Question: "Isn't it a misuse of Lazarus and the rich man to teach the state of the dead since it's just a parable to teach people how to live and since there's far more evidence in other Bible passages that the dead know nothing and are asleep until the resurrection?"

Answer: There can be no doubt that the story of Lazarus and the rich man pictures those who die as still being conscious. In Luke 16.22-24, Lazarus died and was carried to Abraham's bosom where he was comforted, implying consciousness, while the rich man died and lifted up his eyes in torments, also implying consciousness. The rich man recognized both Lazarus and Abraham, and they were able to communicate. The question is, does this represent reality after death or not? Actually, there is a debate as to whether this is even a parable or rather a true story. But even if it is a parable to teach us how to live, would Jesus have told us how to live by giving false information about the state of the dead? The truth is that even in Jesus' parables He always represented reality.

Yes, there are passages which speak of the dead as being asleep. In 1 Thessalonians 4.14, Paul wrote of the general resurrection at the end of time, saying, "For if we believe that Jesus died and rose from the dead, even so God will bring with Him those who sleep in Jesus." However, there is every reason to believe that this is simply a figure of speech which refers to the fact that the body of a dead person appears as if it is asleep. So neither this passage nor any other which speaks of the dead as being asleep teaches the doctrine of "soul-sleeping."

While it is true that the body is spoken of as being asleep in death, there is absolutely no passage which ever speaks of the soul or spirit being asleep or unconscious. Physical death takes place when the body and soul or spirit are separated (James 2.26). The body dies and returns to the dust of the ground where it "sleeps" until the resurrection, while the soul or spirit returns to the control of God who gave it (Ecclesiastes 12.7). While it is there, the Bible teaches that the soul continues to be conscious.

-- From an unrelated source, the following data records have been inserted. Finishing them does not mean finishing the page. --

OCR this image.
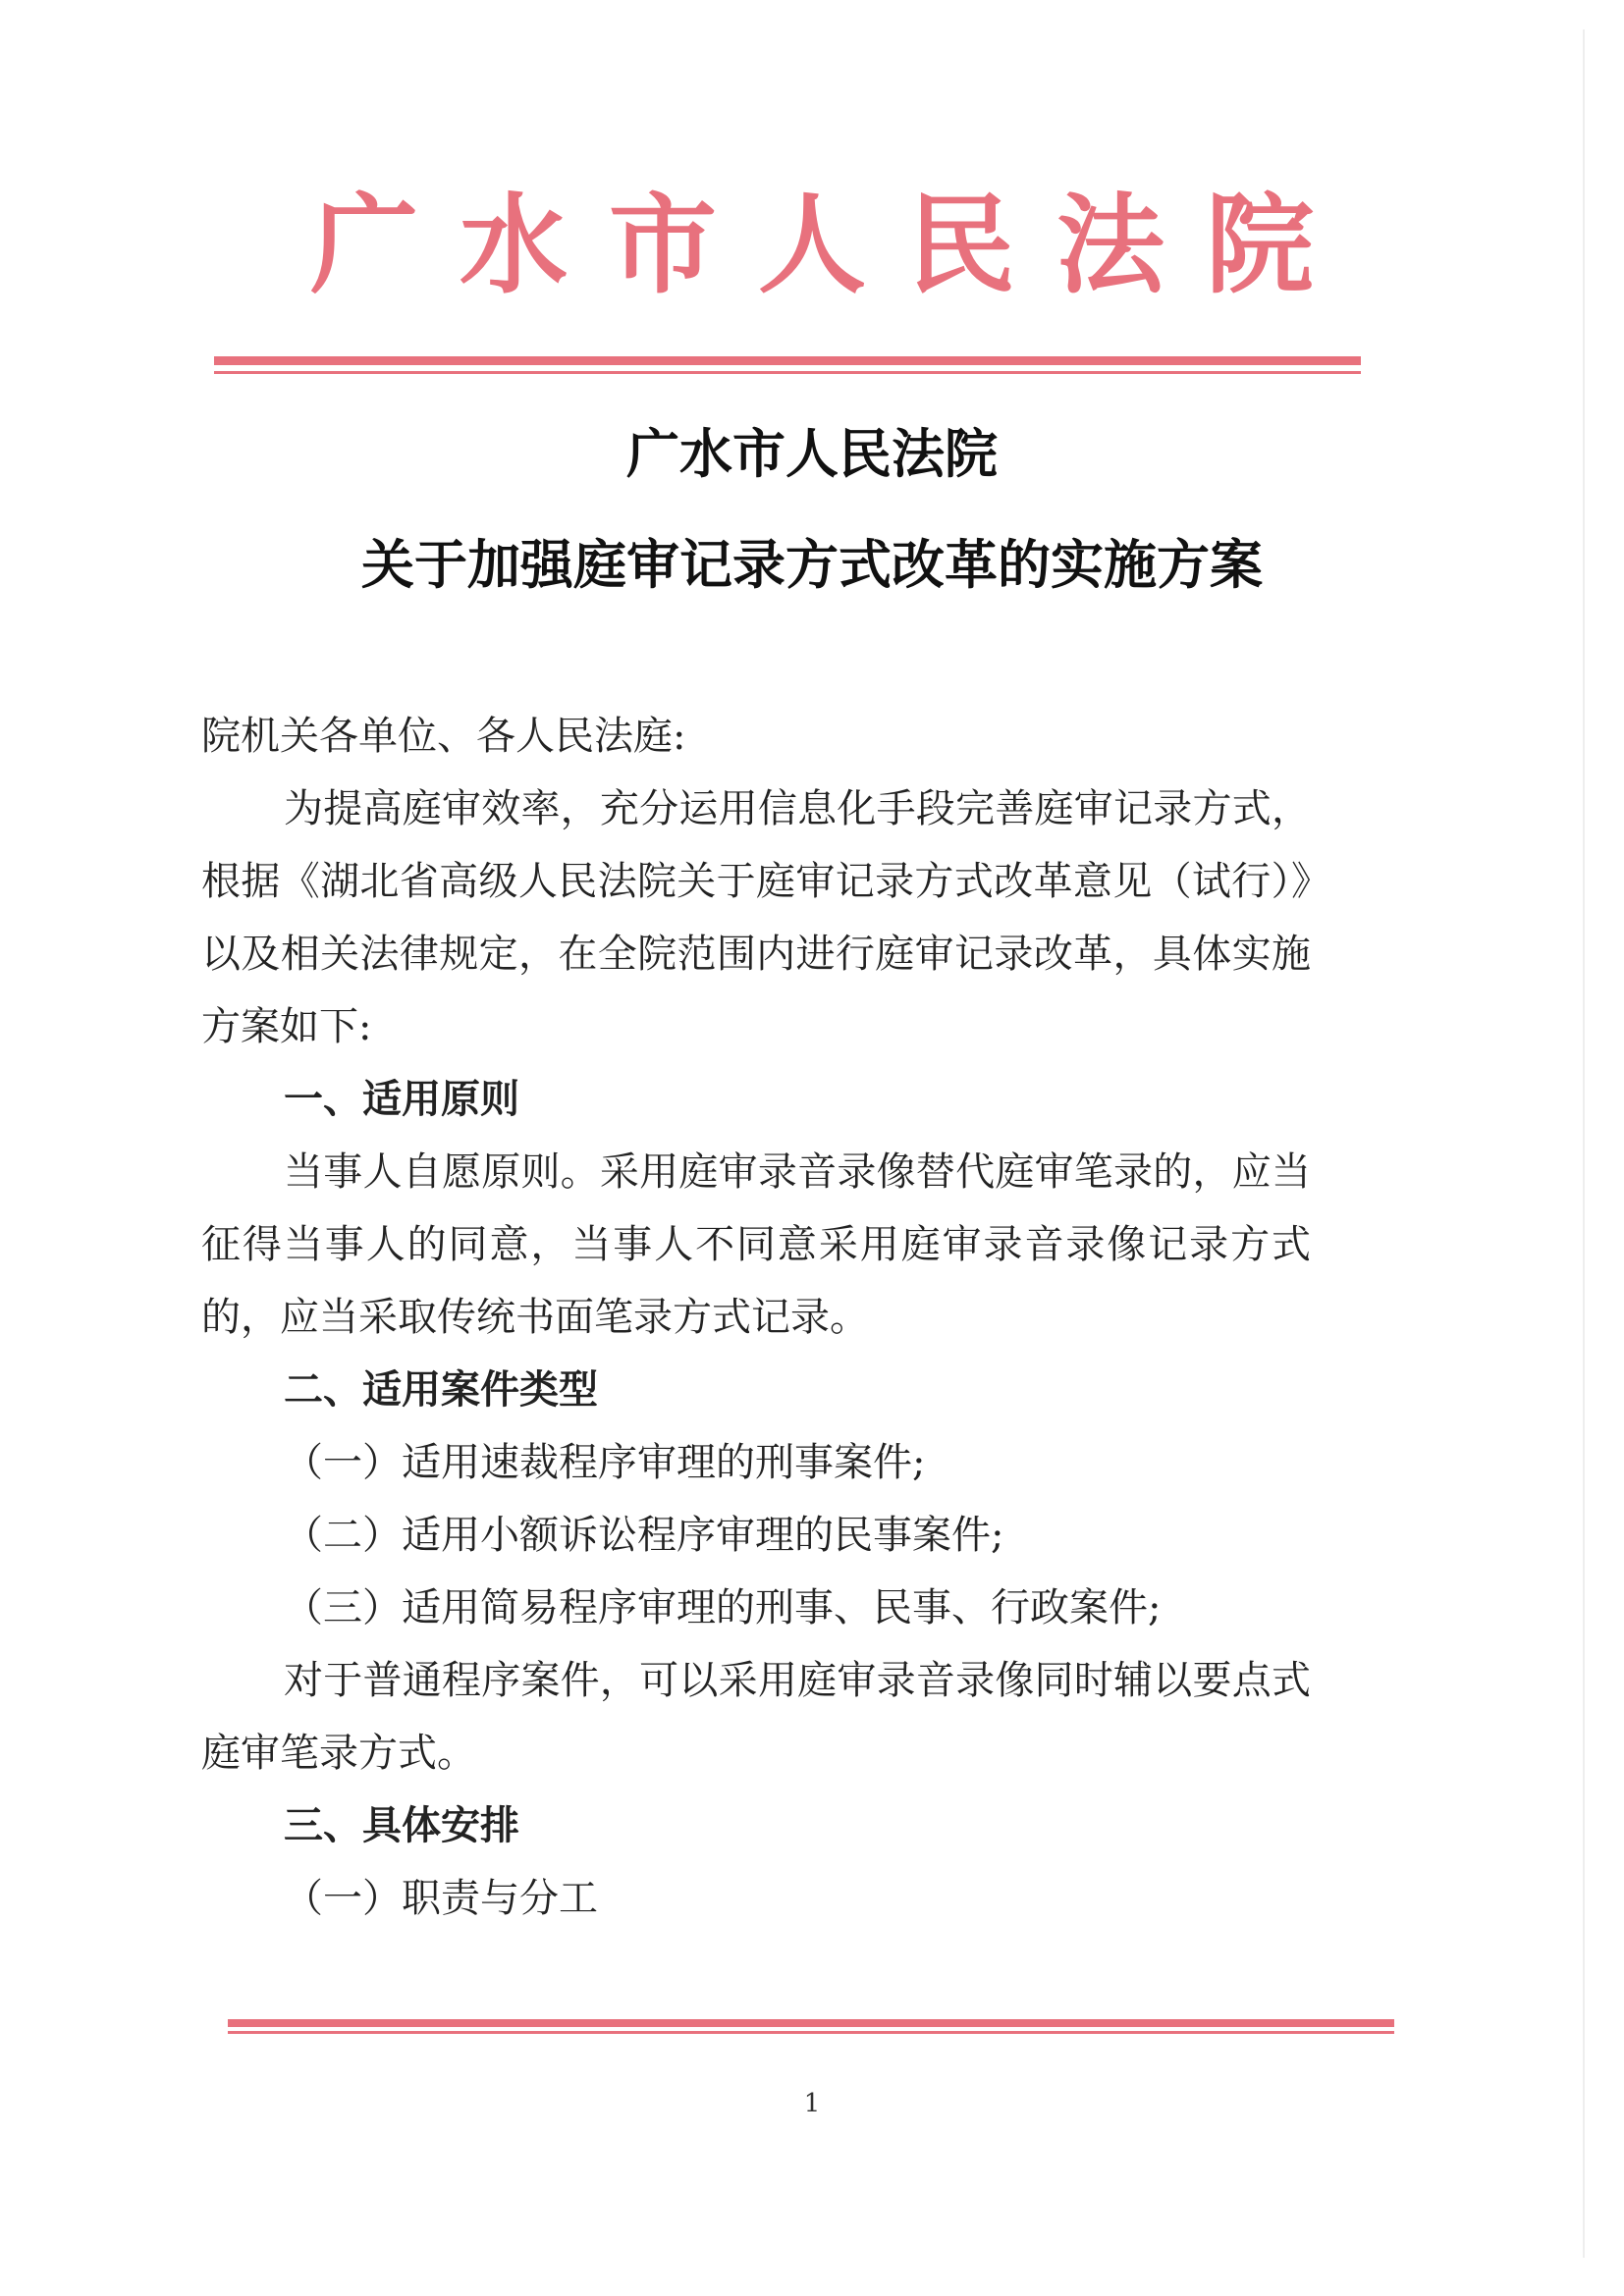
广水市人民法院
广水市人民法院
关于加强庭审记录方式改革的实施方案

院机关各单位、各人民法庭:

为提高庭审效率，充分运用信息化手段完善庭审记录方式，根据《湖北省高级人民法院关于庭审记录方式改革意见（试行）》以及相关法律规定，在全院范围内进行庭审记录改革，具体实施方案如下:

一、适用原则

当事人自愿原则。采用庭审录音录像替代庭审笔录的，应当征得当事人的同意，当事人不同意采用庭审录音录像记录方式的，应当采取传统书面笔录方式记录。

二、适用案件类型

（一）适用速裁程序审理的刑事案件;

（二）适用小额诉讼程序审理的民事案件;

（三）适用简易程序审理的刑事、民事、行政案件;

对于普通程序案件，可以采用庭审录音录像同时辅以要点式庭审笔录方式。

三、具体安排

（一）职责与分工

1
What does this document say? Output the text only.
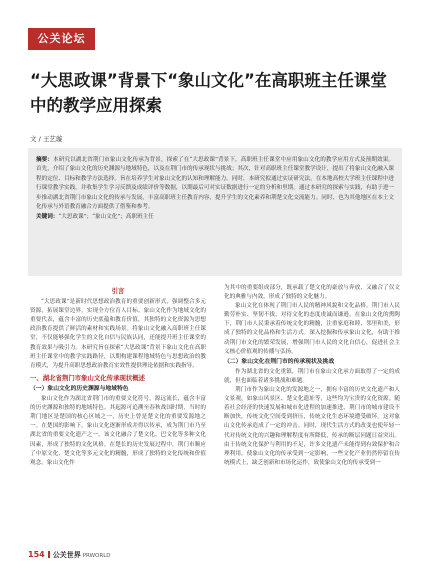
公关论坛
“大思政课”背景下“象山文化”在高职班主任课堂中的教学应用探索
文 / 王艺璇
摘要：本研究以湖北省荆门市象山文化传承为背景，探索了在“大思政课”背景下，高职班主任课堂中应用象山文化的教学应用方式及预期效果。首先，介绍了象山文化的历史渊源与地域特色，以及在荆门市的传承现状与挑战；其次，针对高职班主任课堂教学设计，提出了将象山文化融入课程的定位、目标和教学方法选择。旨在培养学生对象山文化的认知和理解能力。同时，本研究拟通过实证研究法，在本地高校大学班主任课程中进行课堂教学实践，并收集学生学习反馈及成绩评价等数据，以期最后可对实证数据进行一定的分析和里期。通过本研究的探索与实践，有助于进一步推动湖北省荆门市象山文化的传承与发展，丰富高职班主任教育内容，提升学生的文化素养和荆楚文化交流能力。同时，也为其他地区在本土文化传承与外语教育融合方面提供了借鉴和参考。
关键词：“大思政课”；“象山文化”；高职班主任
引言

“大思政课”是新时代思想政治教育的重要创新形式，强调整合多元资源，拓展课堂边界，实现全方位育人目标。象山文化作为地域文化的重要代表，蕴含丰富的历史底蕴和教育价值，其独特的文化资源为思想政治教育提供了鲜活的素材和实践场景。将象山文化融入高职班主任课堂，不仅能够强化学生的文化自信与民族认同，还能提升班主任课堂的教育效果与吸引力。本研究旨在探索“大思政课”背景下象山文化在高职班主任课堂中的教学实践路径，以期构建课程地域特色与思想政治的教育模式，为提升高职思想政治教育实效性提供理论依据和实践指导。

一、湖北省荆门市象山文化传承现状概述
（一）象山文化的历史渊源与地域特色

象山文化作为湖北省荆门市的重要文化符号，源远流长，蕴含丰富的历史渊源和独特的地域特色。其起源可追溯至春秋战国时期，当时的荆门地区是楚国的核心区域之一，历史上曾是楚文化的重要发源地之一。在楚国的影响下，象山文化逐渐形成并得以传承，成为荆门市乃至湖北省的重要文化遗产之一。该文化融合了楚文化、巴文化等多种文化因素，形成了独特的文化风格。在楚长的历史发展过程中，荆门市顺应了中原文化、楚文化等多元文化的精髓，形成了独特的文化传统和价值观念。象山文化作

为其中的重要组成部分，既承载了楚文化的豪放与奔放，又融合了仅文化的典雅与内敛，形成了独特的文化魅力。

象山文化在体现了荆门市人民的精神风貌和文化品格。荆门市人民勤劳朴实、坚韧不拔，对待文化的态度虔诚而谦逊。在象山文化的熏陶下，荆门市人民秉承着传统文化的精髓，注重家庭和睦、邻里和美，形成了独特的文化品格和生活方式。深入挖掘和传承象山文化，有助于推动荆门市文化的繁荣发展，增强荆门市人民的文化自信心，促进社会主义核心价值观的传播与弘扬。

（二）象山文化在荆门市的传承现状及挑战

作为湖北省的文化重镇，荆门市在象山文化承方面取得了一定的成就，但也面临着诸多挑战和难题。

荆门市作为象山文化的发源地之一，拥有丰富的历史文化遗产和人文景观，如象山风景区、楚文化遗址等，这些均为宝贵的文化资源。随着社会经济的快速发展和城市化进程的加速推进，荆门市的城市建设不断加快，传统文化空间受到挤压，传统文化生态环境遭受破坏。这对象山文化传承造成了一定的冲击。同时，现代生活方式的改变也使年轻一代对传统文化的兴趣和理解程度有所降低，传承的断层问题日益突出。由于传统文化保护与利用的不足，许多文化遗产未能得到有效保护和合理利用，使象山文化的传承受到一定影响，一些文化产业仍然停留在传统模式上，缺乏创新和市场化运作，致使象山文化的传承受到一

154 公关世界 PRWORLD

The fact is that there is much more Bible evidence that the souls or spirits of those who have died are still alive in the sense that they are conscious. The Saducees of Jesus' day also did not believe that the soul survived after death in a conscious state. In Matthew 22.32 Jesus responded to one of their arguments by quoting a statement made by God and adding His own conclusion, saying, "'I am the God of Abraham, the God of Isaac, and the God of Jacob.' God is not the God of the dead, but of the living."

Abraham, Isaac, and Jacob had all been dead for many years when God made the quoted statement to Moses (Exodus 3.6). Yet God spoke of them in the present--"I AM the God of" each one. Jesus' conclusion is that Abraham, Isaac, and Jacob were still alive in spirit--not alseep and unconscious. The statement of Ecclesiastes 9.5, "...But the dead know nothing...," must be understood in its context of the search for meaning in life "under the sun" (1.3). The dead know nothing in that they no longer have any part in the affairs of life on this earth, not that they cease to exist or go into some state of total unconsciousness. Brotherly, Wayne S. Walker (From "Search for Truth," April 5, 1998).